While Scott Walker has become a hero to conservatives by taking on the public sector unions driving the state's budget into the red, he is as close to universally vilified on the Left as any public figure in America today. Every proclamation and action from Walker is subjected to intense scrutiny. Thus, no doubt, there was much consternation when Laurie Kellman of the Associated Press reported that Walker had stated - in a Congressional hearing, no less - that restricting collective bargaining for Wisconsin public employees would not save the state any money.
That statement was, of course, contrary to a number of Walker’s claims made while trying to get his budget repair bill through the Wisconsin state legislature. So for him to admit that a prominent element of the legislation – which opponents had dubbed a “union-busting” provision – was not actually meant to be a budget-balancing measure amounted to a stunning admission on his part.
But there was just one problem with AP’s claim: it was flat-out untrue.
Here’s what the AP reported on Friday, regarding Walker’s testimony before a House committee last week:
Democrats at Thursday’s hearing were combative.
Just how much did weakening government workers’ collective bargaining rights save the state of Wisconsin? demanded Rep. Dennis Kucinich of Ohio.
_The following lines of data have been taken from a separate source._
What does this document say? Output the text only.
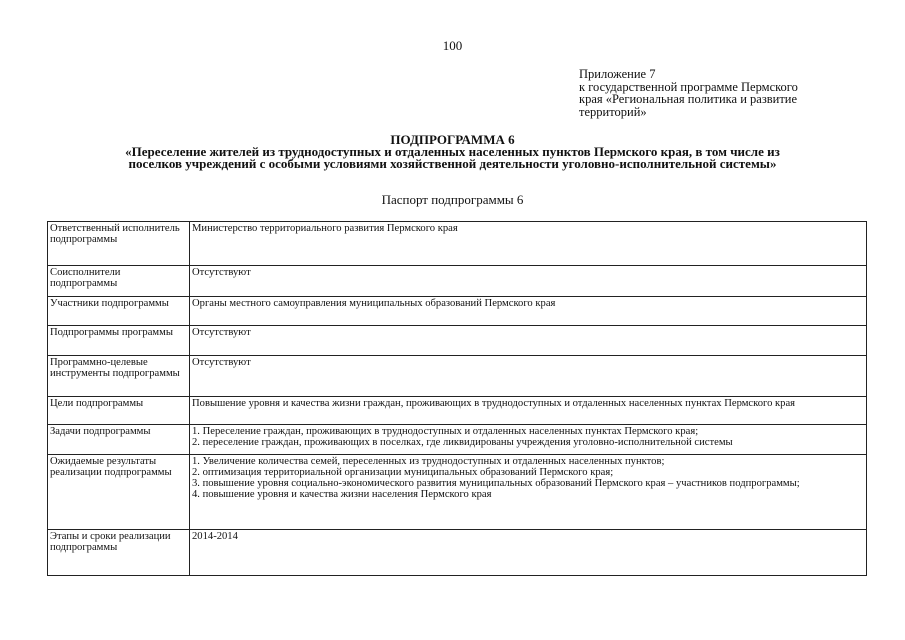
100
Приложение 7
к государственной программе Пермского
края «Региональная политика и развитие
территорий»
ПОДПРОГРАММА 6
«Переселение жителей из труднодоступных и отдаленных населенных пунктов Пермского края, в том числе из
поселков учреждений с особыми условиями хозяйственной деятельности уголовно-исполнительной системы»
Паспорт подпрограммы 6
Ответственный исполнитель подпрограммы	Министерство территориального развития Пермского края

Соисполнители подпрограммы	Отсутствуют

Участники подпрограммы	Органы местного самоуправления муниципальных образований Пермского края

Подпрограммы программы	Отсутствуют

Программно-целевые инструменты подпрограммы	Отсутствуют

Цели подпрограммы	Повышение уровня и качества жизни граждан, проживающих в труднодоступных и отдаленных населенных пунктах Пермского края

Задачи подпрограммы	1. Переселение граждан, проживающих в труднодоступных и отдаленных населенных пунктах Пермского края;
2. переселение граждан, проживающих в поселках, где ликвидированы учреждения уголовно-исполнительной системы

Ожидаемые результаты реализации подпрограммы	1. Увеличение количества семей, переселенных из труднодоступных и отдаленных населенных пунктов;
2. оптимизация территориальной организации муниципальных образований Пермского края;
3. повышение уровня социально-экономического развития муниципальных образований Пермского края – участников подпрограммы;
4. повышение уровня и качества жизни населения Пермского края

Этапы и сроки реализации подпрограммы	2014-2014
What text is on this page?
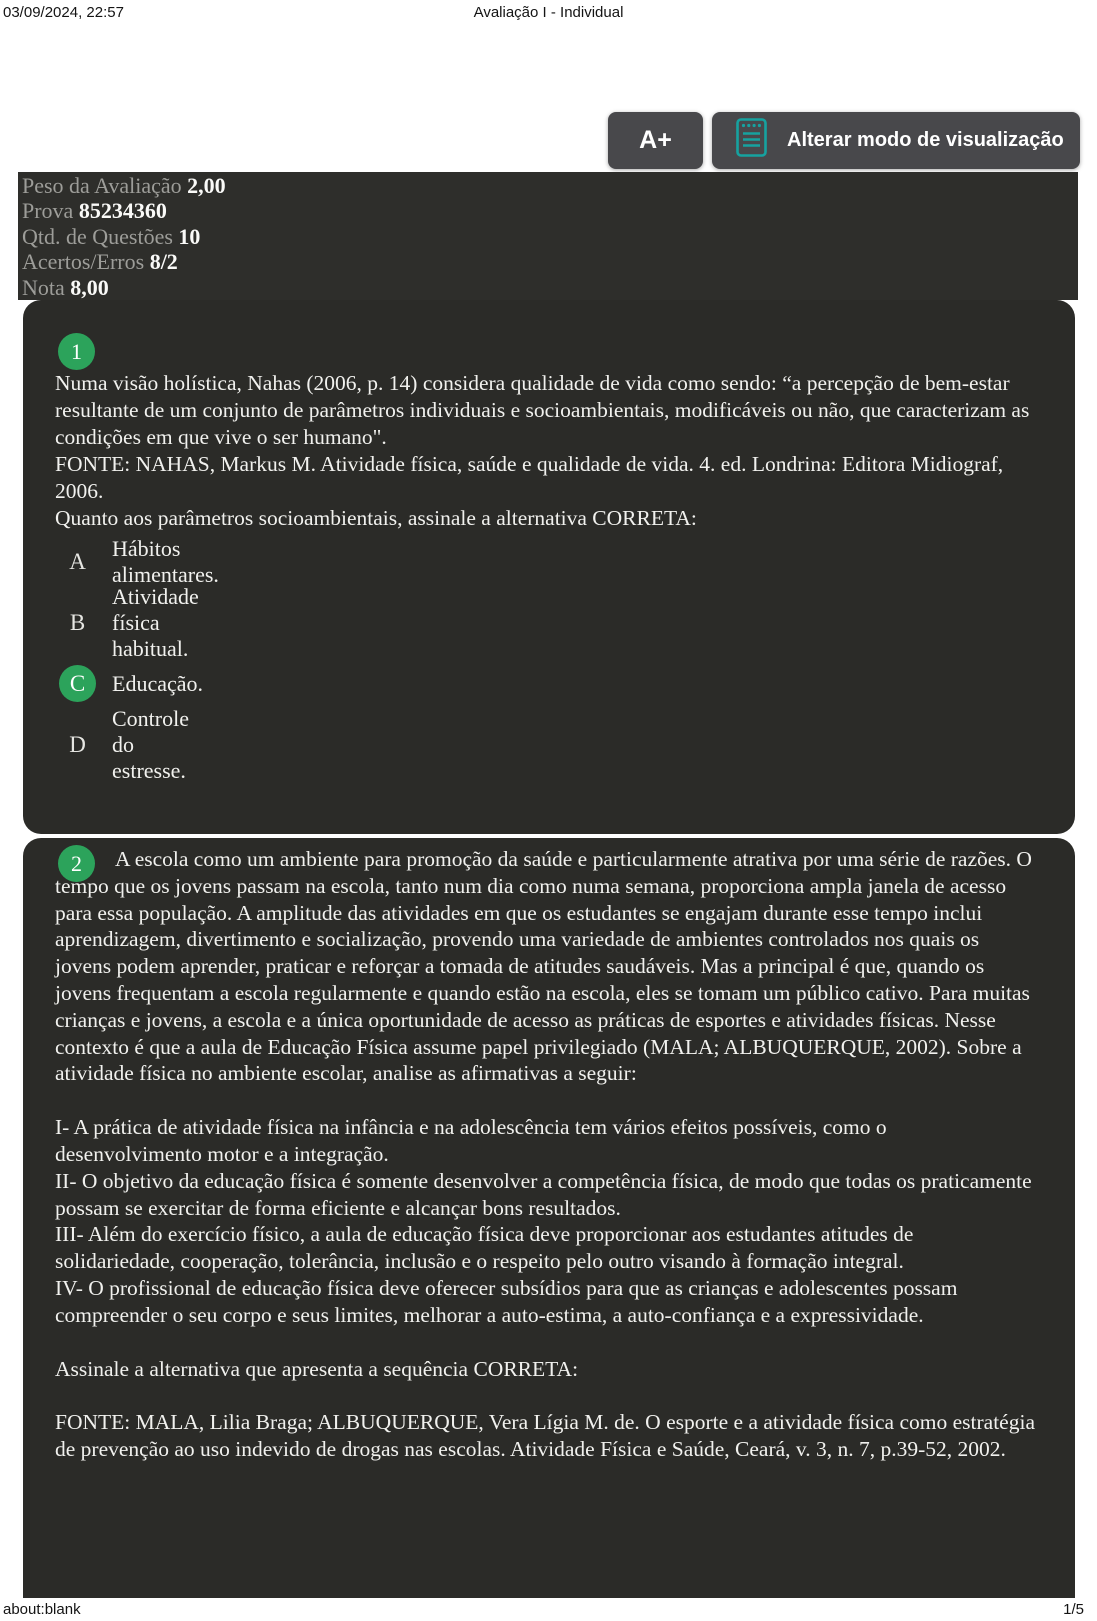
03/09/2024, 22:57	Avaliação I - Individual
A+	Alterar modo de visualização
Peso da Avaliação 2,00
Prova 85234360
Qtd. de Questões 10
Acertos/Erros 8/2
Nota 8,00
1

Numa visão holística, Nahas (2006, p. 14) considera qualidade de vida como sendo: “a percepção de bem-estar resultante de um conjunto de parâmetros individuais e socioambientais, modificáveis ou não, que caracterizam as condições em que vive o ser humano".

FONTE: NAHAS, Markus M. Atividade física, saúde e qualidade de vida. 4. ed. Londrina: Editora Midiograf, 2006.

Quanto aos parâmetros socioambientais, assinale a alternativa CORRETA:

A
Hábitos alimentares.
B
Atividade física habitual.
C	Educação.
D
Controle do estresse.
2	A escola como um ambiente para promoção da saúde e particularmente atrativa por uma série de razões. O tempo que os jovens passam na escola, tanto num dia como numa semana, proporciona ampla janela de acesso para essa população. A amplitude das atividades em que os estudantes se engajam durante esse tempo inclui aprendizagem, divertimento e socialização, provendo uma variedade de ambientes controlados nos quais os jovens podem aprender, praticar e reforçar a tomada de atitudes saudáveis. Mas a principal é que, quando os jovens frequentam a escola regularmente e quando estão na escola, eles se tomam um público cativo. Para muitas crianças e jovens, a escola e a única oportunidade de acesso as práticas de esportes e atividades físicas. Nesse contexto é que a aula de Educação Física assume papel privilegiado (MALA; ALBUQUERQUE, 2002). Sobre a atividade física no ambiente escolar, analise as afirmativas a seguir:

I- A prática de atividade física na infância e na adolescência tem vários efeitos possíveis, como o desenvolvimento motor e a integração.

II- O objetivo da educação física é somente desenvolver a competência física, de modo que todas os praticamente possam se exercitar de forma eficiente e alcançar bons resultados.

III- Além do exercício físico, a aula de educação física deve proporcionar aos estudantes atitudes de solidariedade, cooperação, tolerância, inclusão e o respeito pelo outro visando à formação integral.

IV- O profissional de educação física deve oferecer subsídios para que as crianças e adolescentes possam compreender o seu corpo e seus limites, melhorar a auto-estima, a auto-confiança e a expressividade.

Assinale a alternativa que apresenta a sequência CORRETA:

FONTE: MALA, Lilia Braga; ALBUQUERQUE, Vera Lígia M. de. O esporte e a atividade física como estratégia de prevenção ao uso indevido de drogas nas escolas. Atividade Física e Saúde, Ceará, v. 3, n. 7, p.39-52, 2002.

about:blank	1/5
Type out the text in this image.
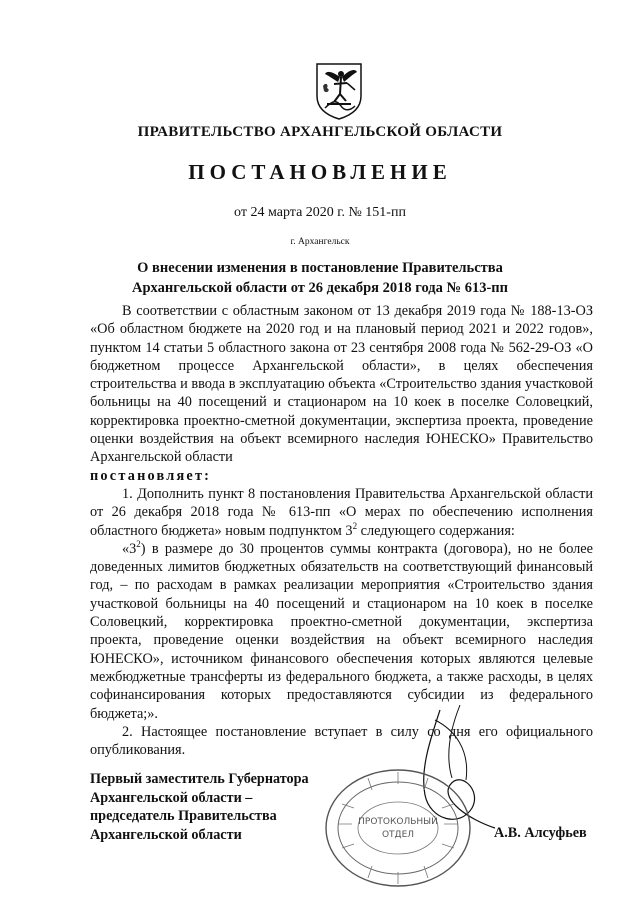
ПРАВИТЕЛЬСТВО АРХАНГЕЛЬСКОЙ ОБЛАСТИ
ПОСТАНОВЛЕНИЕ
от 24 марта 2020 г. № 151-пп
г. Архангельск
О внесении изменения в постановление Правительства
Архангельской области от 26 декабря 2018 года № 613-пп

В соответствии с областным законом от 13 декабря 2019 года № 188-13-ОЗ «Об областном бюджете на 2020 год и на плановый период 2021 и 2022 годов», пунктом 14 статьи 5 областного закона от 23 сентября 2008 года № 562-29-ОЗ «О бюджетном процессе Архангельской области», в целях обеспечения строительства и ввода в эксплуатацию объекта «Строительство здания участковой больницы на 40 посещений и стационаром на 10 коек в поселке Соловецкий, корректировка проектно-сметной документации, экспертиза проекта, проведение оценки воздействия на объект всемирного наследия ЮНЕСКО» Правительство Архангельской области
постановляет:

1. Дополнить пункт 8 постановления Правительства Архангельской области от 26 декабря 2018 года № 613-пп «О мерах по обеспечению исполнения областного бюджета» новым подпунктом $3^2$ следующего содержания:

«$3^2$) в размере до 30 процентов суммы контракта (договора), но не более доведенных лимитов бюджетных обязательств на соответствующий финансовый год, – по расходам в рамках реализации мероприятия «Строительство здания участковой больницы на 40 посещений и стационаром на 10 коек в поселке Соловецкий, корректировка проектно-сметной документации, экспертиза проекта, проведение оценки воздействия на объект всемирного наследия ЮНЕСКО», источником финансового обеспечения которых являются целевые межбюджетные трансферты из федерального бюджета, а также расходы, в целях софинансирования которых предоставляются субсидии из федерального бюджета;».

2. Настоящее постановление вступает в силу со дня его официального опубликования.

ПРОТОКОЛЬНЫЙ
ОТДЕЛ
Первый заместитель Губернатора
Архангельской области –
председатель Правительства
Архангельской области	А.В. Алсуфьев
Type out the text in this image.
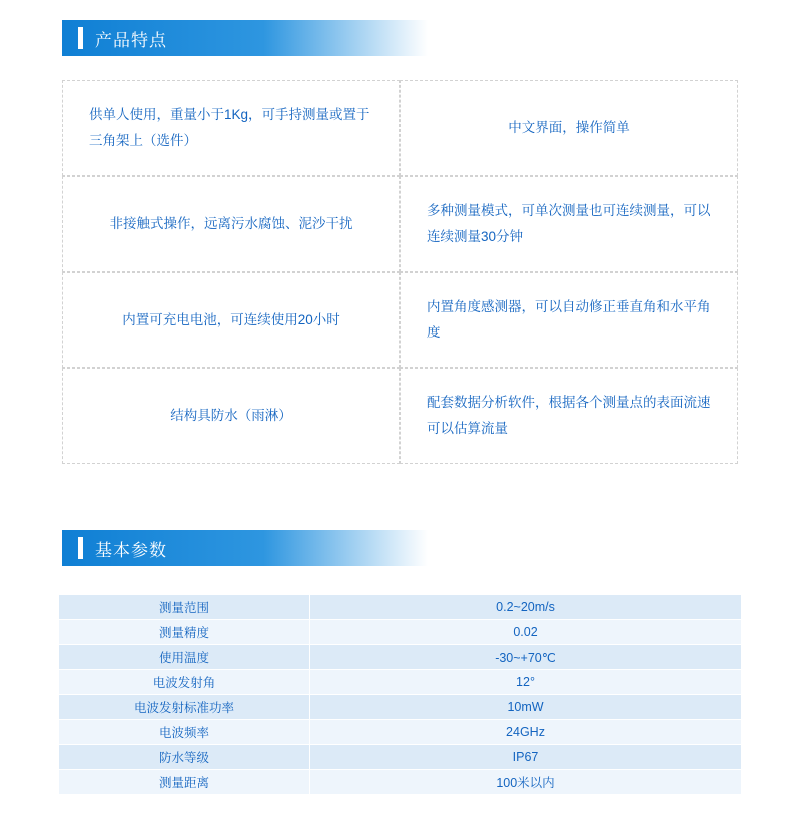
产品特点
供单人使用，重量小于1Kg，可手持测量或置于三角架上（选件）
中文界面，操作简单
非接触式操作，远离污水腐蚀、泥沙干扰
多种测量模式，可单次测量也可连续测量，可以连续测量30分钟
内置可充电电池，可连续使用20小时
内置角度感测器，可以自动修正垂直角和水平角度
结构具防水（雨淋）
配套数据分析软件，根据各个测量点的表面流速可以估算流量
基本参数
测量范围	0.2~20m/s
测量精度	0.02
使用温度	-30~+70℃
电波发射角	12°
电波发射标准功率	10mW
电波频率	24GHz
防水等级	IP67
测量距离	100米以内
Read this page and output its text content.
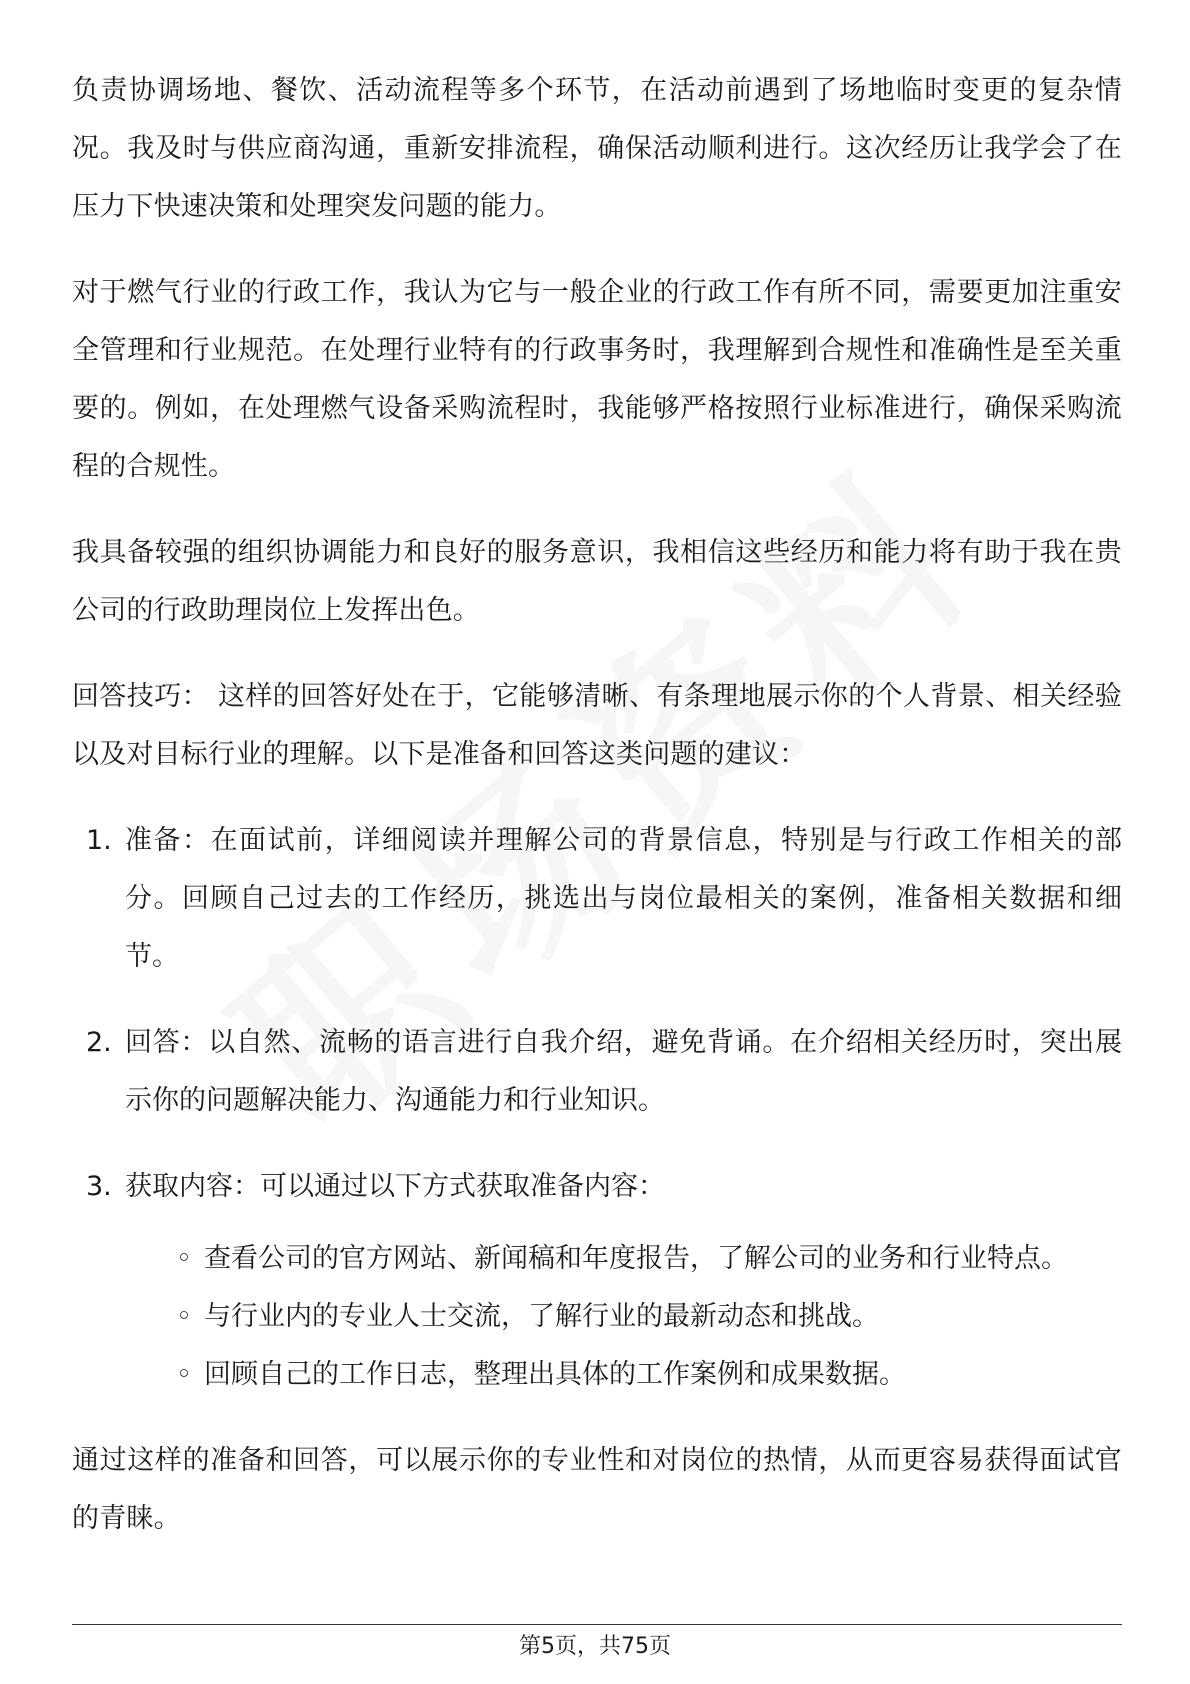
负责协调场地、餐饮、活动流程等多个环节，在活动前遇到了场地临时变更的复杂情况。我及时与供应商沟通，重新安排流程，确保活动顺利进行。这次经历让我学会了在压力下快速决策和处理突发问题的能力。

对于燃气行业的行政工作，我认为它与一般企业的行政工作有所不同，需要更加注重安全管理和行业规范。在处理行业特有的行政事务时，我理解到合规性和准确性是至关重要的。例如，在处理燃气设备采购流程时，我能够严格按照行业标准进行，确保采购流程的合规性。

我具备较强的组织协调能力和良好的服务意识，我相信这些经历和能力将有助于我在贵公司的行政助理岗位上发挥出色。

回答技巧： 这样的回答好处在于，它能够清晰、有条理地展示你的个人背景、相关经验以及对目标行业的理解。以下是准备和回答这类问题的建议：

1. 准备：在面试前，详细阅读并理解公司的背景信息，特别是与行政工作相关的部分。回顾自己过去的工作经历，挑选出与岗位最相关的案例，准备相关数据和细节。
2. 回答：以自然、流畅的语言进行自我介绍，避免背诵。在介绍相关经历时，突出展示你的问题解决能力、沟通能力和行业知识。
3. 获取内容：可以通过以下方式获取准备内容：
◦ 查看公司的官方网站、新闻稿和年度报告，了解公司的业务和行业特点。
◦ 与行业内的专业人士交流，了解行业的最新动态和挑战。
◦ 回顾自己的工作日志，整理出具体的工作案例和成果数据。

通过这样的准备和回答，可以展示你的专业性和对岗位的热情，从而更容易获得面试官的青睐。

第5页，共75页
“That particular part doesn’t save any,” Walker replied. Earlier in his testimony, he told the committee the changes would save local governments in Wisconsin more than $700 million a year.
The pivotal difficulty with this story line is that it isn’t simply slanted or misconstrued; it is totally inaccurate! What Kellman describes never happened. The Walker quote itself is accurate, but it’s Kucinich’s quesiton that Kellman completely misrepresented.
Kucinich was not, in fact, asking about collective bargaining rights at all. The inquiry he was actually proffering was about the amount of money that would be saved if unions were required to hold regular votes in order to maintain the status quo of representing their members, as is clear in this video and transcript:
Kucinich: Your proposal would require unions to hold annual votes to continue representing their own members. Can you please explain to me and members of this committee how much money this provision saves for your state budget?
Walker: That, and a number of other provisions we put in because if you’re gonna ask,…if you’re gonna put in place a change like that…we wanted to make sure that we protected the workers of our state so that they had a right to know what kind of value they got. It’s the same reason we gave workers the right to choose, which is a fundamental American right…the right to choose whether or not they wanted to be part of a union…
Kucinich (interrupting): Would you answer the question? How much money does it save, governor? Just answer the question.
Walker: That particular part doesn’t save any.
If this is a mere mistake, devoid of any willful forethought, at the very least, the Associated Press owes a correction to all of its readers and to Scott Walker for its misrepresentation of the facts. Did Kellman even watch the short video of the segment in question before reporting on the exchange? It would seem that even a lackluster attempt to gather the facts would have dispelled the notion that Kucinich had asked about the collective bargaining provisions of the budget repair bill.
It may well have been an honest mistake on Kellman’s part, but David Stein of CounterContempt.com opines that something more sinister at play here. As Stein notes, there are a number of tricks in the Old Media playbook that are fairly routine. These include sleight of hand maneuvers such as devoting a vastly greater percentage of print lines or broadcast minutes to a liberal source over a conservative one, then blaming the resulting imbalance on a paucity of space or time. Stein observes that such tactics occur rampantly among Old Media types, but he clearly feels that this particular instance comes under a more overt heading.
Eight brief months ago, after Helen Thomas involuntarily vacated her plum front row seat in the White House briefing room, the AP beat three leading contenders to replace her. If recognition at high levels is any indicator of respect, then based on this promotion, the Associated Press has room to boast of the esteem in which it is held. Thus, is it not incumbent upon a news organization that has been awarded such a substantive measure of what passes for mainstream credibility to police their reporting on key figures in the news with closer scrutiny?